Message par tom léo le Lun 19 Déc - 22:24



Le messie du Darfour

Originale : Arabe/Soudan, écrit entre 2008 – 2012
CONTENU :
Comment résumer une histoire qui rassemble pas mal de bribes d'histoires qui forment en fin de compte un tout?
- on trouve un bataillon de 66 soldats à la recherche d'un soi disant « Messie ». A leur tête : Charon, un homme sans compromis qui a changé de cotés (comme tant d'autres) soit par force, soit par réorientation et intérêt personnel
- parmi eux deux soldats qui sont devenus amis: Ibrahim et Shikiri, tous les deux capturés le même jour, enrôlés par force, mais s'orientant doucement dans des directions différentes
- Abdehraman, la belle, séduit Shakiri, en fait son mari. Plus tard elle, la victime et survivante d'un terrible massacre où le reste des siens avaient été tué, va suivre son mari auprès des rebelles en vue de se venger : « tuer dix Janjawid». Et elle commence bien ! Et devient une guerrière.
- Ibrahim, le pacifique, avait jamais tué personne, même en dix ans de service, il n'a pas tiré une seule fois vraiment vers l'ennemi.
- et puis : le « Messie », un certain Jésus, fils de Marie, cousin d'un certain Yoann, un homme beau, noir et élancé qui dit des mots pleins de sagesse et de douceur. Il attire des gens de partout, juste les Janjawid cruels, incarnation du mal, ne trouvent aucune pardon chez lui.


REMARQUES :
Oui, on peine des fois (moi au moins) de voir toujours le fil, mais pourtant, toutes ces bribes, morceaux forment immanquablement un tout. Il y aura donc une forme de chronologie, un récit qui se complentarie, mais au même moment j'ai eu l'impression d'être avec chaque chapitre – il y en a 16 de 3 – 27 pages – devant une espèce de tableau. On pourrait dire que l'auteur brosse des portraits « typiques » de gens dans ce pays si terriblement marqué par la guerre, les conflits, la famine… Et pas seulement d'individus (voir en haut) qui vont compter tout au longue du récit, mais aussi certains aspects de l'Histoire qui marquent la culture, le vécu :

- qu'il faille éviter de catégoriser les gens ! Des combattants se melangent, sont pas à distinguer des fois. On change de coté, on se retrouve comme membres de différents ethnies ensemble. Et on pourrait se demander quelle est encore la motivation ? La faute à qui ? Des soldats même, soit de coté du gouvernement, soit des rebelles, ont été pris de force, enrôler où ils ne le voulaient pas

- ne pas voir juste des groupes, mais derrière eux des individus, des histoires uniques et individuelles, des gens aspirant finalement presque tous à la paix. Ce n'est pas l'homme simple à l'origine des conflits. Chaque guerre est une guerre fratricide, entre frères de sang.

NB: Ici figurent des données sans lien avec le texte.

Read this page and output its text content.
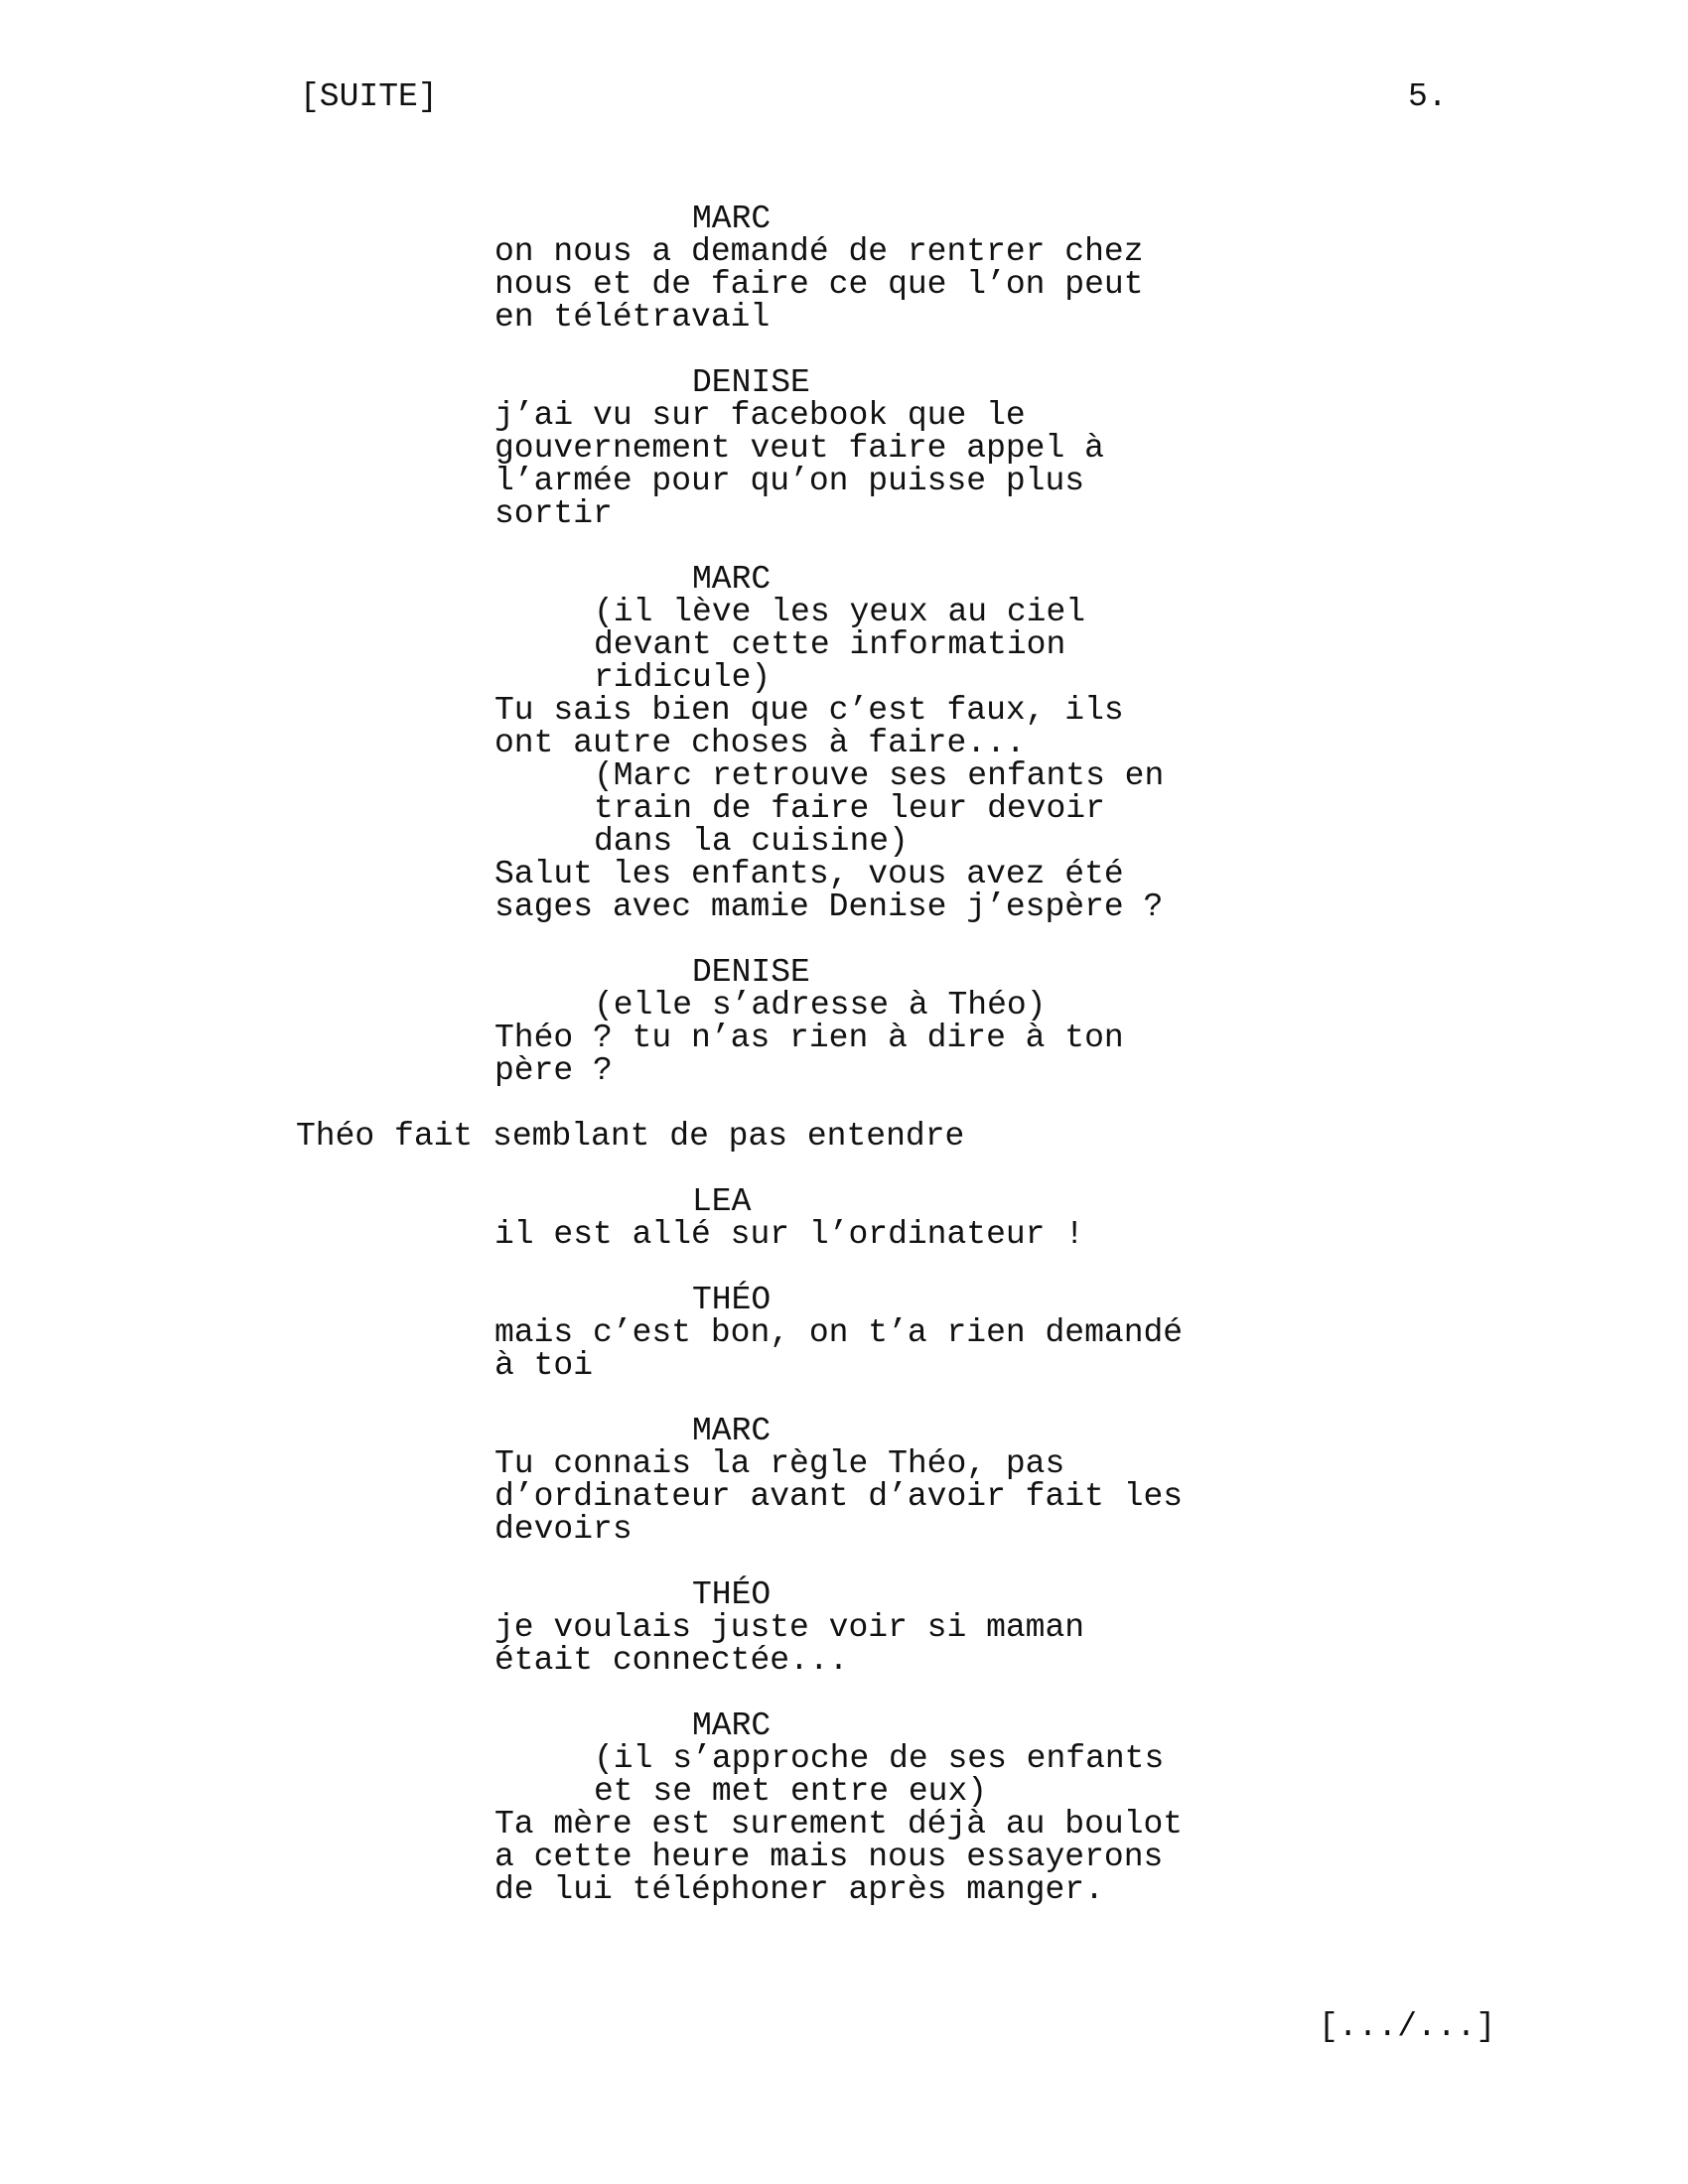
[SUITE]	5.
MARC
on nous a demandé de rentrer chez
nous et de faire ce que l’on peut
en télétravail
DENISE
j’ai vu sur facebook que le
gouvernement veut faire appel à
l’armée pour qu’on puisse plus
sortir
MARC
(il lève les yeux au ciel
devant cette information
ridicule)
Tu sais bien que c’est faux, ils
ont autre choses à faire...
(Marc retrouve ses enfants en
train de faire leur devoir
dans la cuisine)
Salut les enfants, vous avez été
sages avec mamie Denise j’espère ?
DENISE
(elle s’adresse à Théo)
Théo ? tu n’as rien à dire à ton
père ?
Théo fait semblant de pas entendre
LEA
il est allé sur l’ordinateur !
THÉO
mais c’est bon, on t’a rien demandé
à toi
MARC
Tu connais la règle Théo, pas
d’ordinateur avant d’avoir fait les
devoirs
THÉO
je voulais juste voir si maman
était connectée...
MARC
(il s’approche de ses enfants
et se met entre eux)
Ta mère est surement déjà au boulot
a cette heure mais nous essayerons
de lui téléphoner après manger.
[.../...]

- les terribles descriptions de massacres, viols et autres horreurs devraient nous enseigner de ne pas taire la situation  au Soudan...

- le temps des conflits est une période d'avénements de prophètes, voir ici : d'un Messie. Condamné par les autorités à la crucifixion, il porte déjà bien une croix. Et est-ce que le livre se referme avec une lueur d'espoir ?

- ceux que l'auteur et le « Messie » condamne ici de toute force, ce sont les Janjawid (voir aussi :
https://fr.wikipedia.org/wiki/Janjawid ). Et on souligne qu'il s'agit des gens qui ont choisi de tuer, piller, massacrer…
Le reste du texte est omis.